伍の3
地下の、けして日の光が当たることのないこの場所を、部屋全体を豪華絢爛に魅せているシャンデリアが、まぶしいくらいに照らしている。
炎が生み出す光とそれを吸収して拡散する水晶の力が織り成す、芸術的な光だ。
しかし、その光が照らすものは目を覆いたくなる惨状だった。
シャンデリアのすぐ下に、金髪碧眼の男が日本刀を手に倒れ、目はかっと見開き、腹の下をおびただしい血で染めている。
すでに鬼籍に入っている男の周りには、年齢も格好もさまざまな男が四人、棒立ちに立っている。
それに、袴姿の美女も一人。
美女のすぐ目の前には、これまた将来が楽しみな美少女がいて、ピクリとも動かない年上の女性をうれしそうに微笑んで見上げている。

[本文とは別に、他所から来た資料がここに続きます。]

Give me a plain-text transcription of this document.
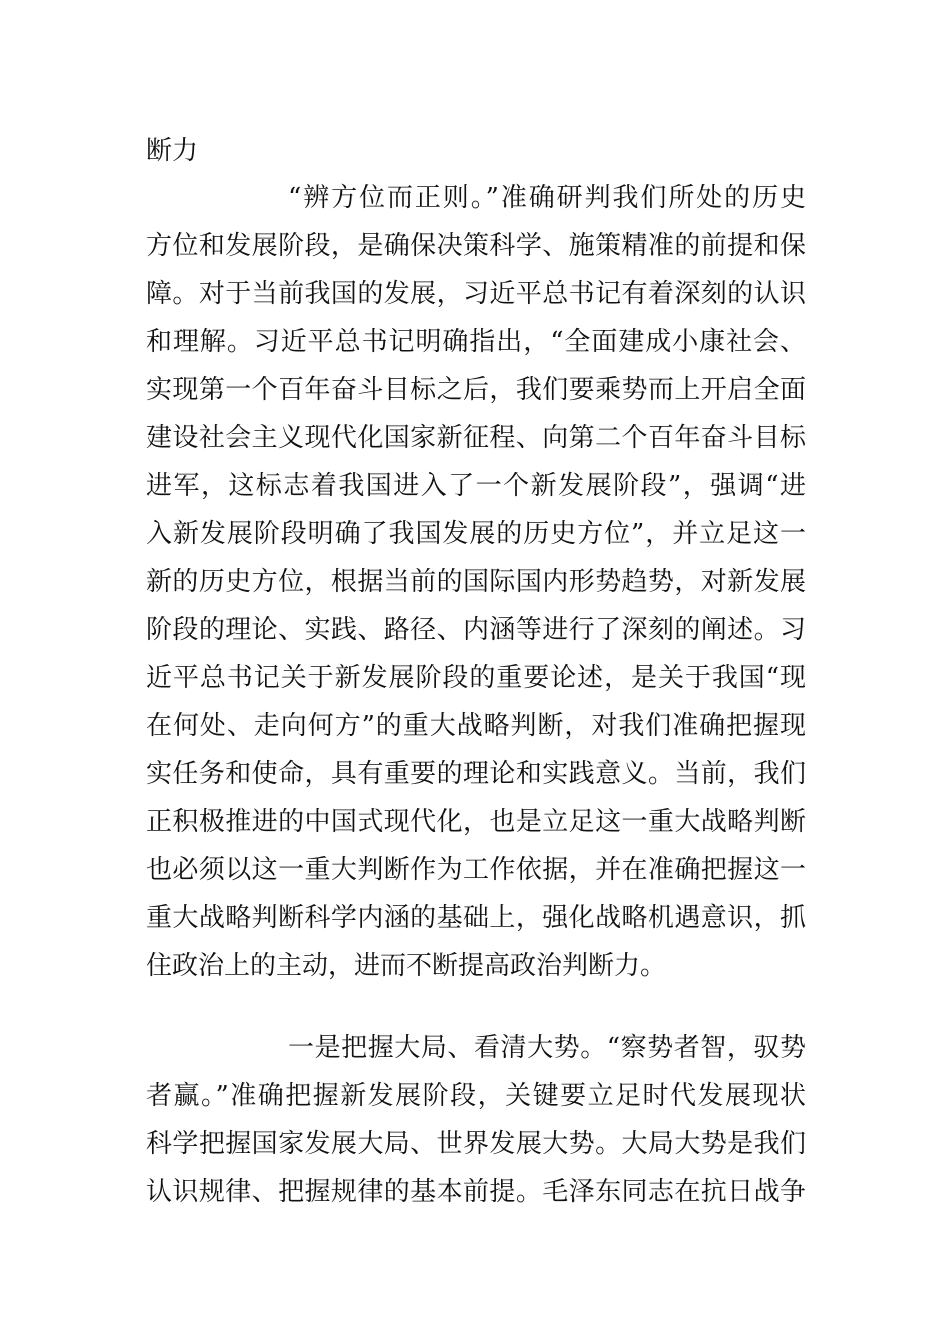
断力
“辨方位而正则。”准确研判我们所处的历史
方位和发展阶段，是确保决策科学、施策精准的前提和保
障。对于当前我国的发展，习近平总书记有着深刻的认识
和理解。习近平总书记明确指出，“全面建成小康社会、
实现第一个百年奋斗目标之后，我们要乘势而上开启全面
建设社会主义现代化国家新征程、向第二个百年奋斗目标
进军，这标志着我国进入了一个新发展阶段”，强调“进
入新发展阶段明确了我国发展的历史方位”，并立足这一
新的历史方位，根据当前的国际国内形势趋势，对新发展
阶段的理论、实践、路径、内涵等进行了深刻的阐述。习
近平总书记关于新发展阶段的重要论述，是关于我国“现
在何处、走向何方”的重大战略判断，对我们准确把握现
实任务和使命，具有重要的理论和实践意义。当前，我们
正积极推进的中国式现代化，也是立足这一重大战略判断
也必须以这一重大判断作为工作依据，并在准确把握这一
重大战略判断科学内涵的基础上，强化战略机遇意识，抓
住政治上的主动，进而不断提高政治判断力。
一是把握大局、看清大势。“察势者智，驭势
者赢。”准确把握新发展阶段，关键要立足时代发展现状
科学把握国家发展大局、世界发展大势。大局大势是我们
认识规律、把握规律的基本前提。毛泽东同志在抗日战争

「以前会った時は、これが何故『鬼姫』と呼ばれたのかわからなかったが、確かにこうしてみれば、女と見まごう美貌だな。その美貌も、わしが友好的に使ってやろう。ありがたかろう? のぅ、沖田総司」
返事がないことは承知で、彼女は一人、満足げに笑ってそう話しかけていた。
口調と外見が合っていないことは、彼女の感知するところではないらしい。
直そうという意思が見当たらない。
ふふふっと声に出して笑って、伊藤はしばらくすばるを眺めていたが、そのうち満足したのか、扉が開け放たれたままの隣の部屋へ入っていった。
少女の姿が見えなくなると、人の数は多いはずなのに、動くものもなく、ひっそりとしてしまう。
そもそも、生きた人間がこれだけいて、一人も動かないところがおかしいのだ。
息もしているのかどうか、怪しい。
少女がいなくなってしばらくして。
ぴくり、とすばるの指が動く。
開いたままのまぶたが閉じられる。
ふらりと身体が傾いで、そのまましゃがみこんだ。
「痛……」
どうやら、開いたままだったせいで目が乾いてしまったらしい。
しゃがみこんだ姿勢で、両手で顔を覆う。
指の隙間から、涙らしい、透明な水が流れ落ちた。
嗚咽のような声が漏れる。耳を澄ませば、それは意味を持った言葉だった。
「歳さん……」
痛みを感じる。
それに、愛しいあの人の姿が見えない。
だから、これは現実だ。
そうわかって、すばるは途端に泣き出してしまった。
土方を失ってから、本当に涙もろくなったと思う。
今度こそ、ちゃんと約束をしたのだから、永遠に会えない今までの状況よりずっと良くなったのに。
夢の世界で見た土方の姿が、すばるの胸を締め付ける。
自分はいいから、もうあの世へ行って楽になって欲しい。そう言える自分だったなら、どんなに良かったか。
それでも。一度会ってしまったら、もう二度と失えない人なのだ。
彼がいなければ、生きていけない。自らの命を絶ってしまったらきっと、彼の元へは行けないと、わかっているのに。衝動的に、海に身を投げてしまいそうな自分がわかる。
ならば、彼を求める以外に、すばるに術はない。
がんばれ、総。
そう、彼の声が聞こえた気がして、すばるは顔を上げた。
土方の姿は見えないけれど、なんだか近くにその存在を感じる。
きっと、そばで守ってくれているのだ。全身全霊をかけて。
だったら、自分はそれに応えなくては。
自分を叱咤し、すばるはそこに起き上がる。右手につかんだままの刀を握りなおす。
あの人に救われてから、ずっと自分を助けてくれた愛刀だ。きっと、自分の心よりも信用できる。
弱い自分の心を無理やり振り切って。すばるは深く息を吸い込み吐き出すと、ようやく顔を上げた。
きりっとした鋭い眼差しは、幕末を走り抜けた新選組一番隊組長の面影を残している。
とにかく、今考えるべきことはただひとつ。
ここにいる仲間たちを、無事に日常へ送り届けること。
「伊藤はどこだろう?」
口に出して目的を定め、すばるは周りを見回した。
見回す限り、その姿が見えない。
どこへ行方をくらませたものやら、だが、せっかく捕らえた餌食を放って逃げ出す謂れもないだろうから、何かまた企んでいるのだろう。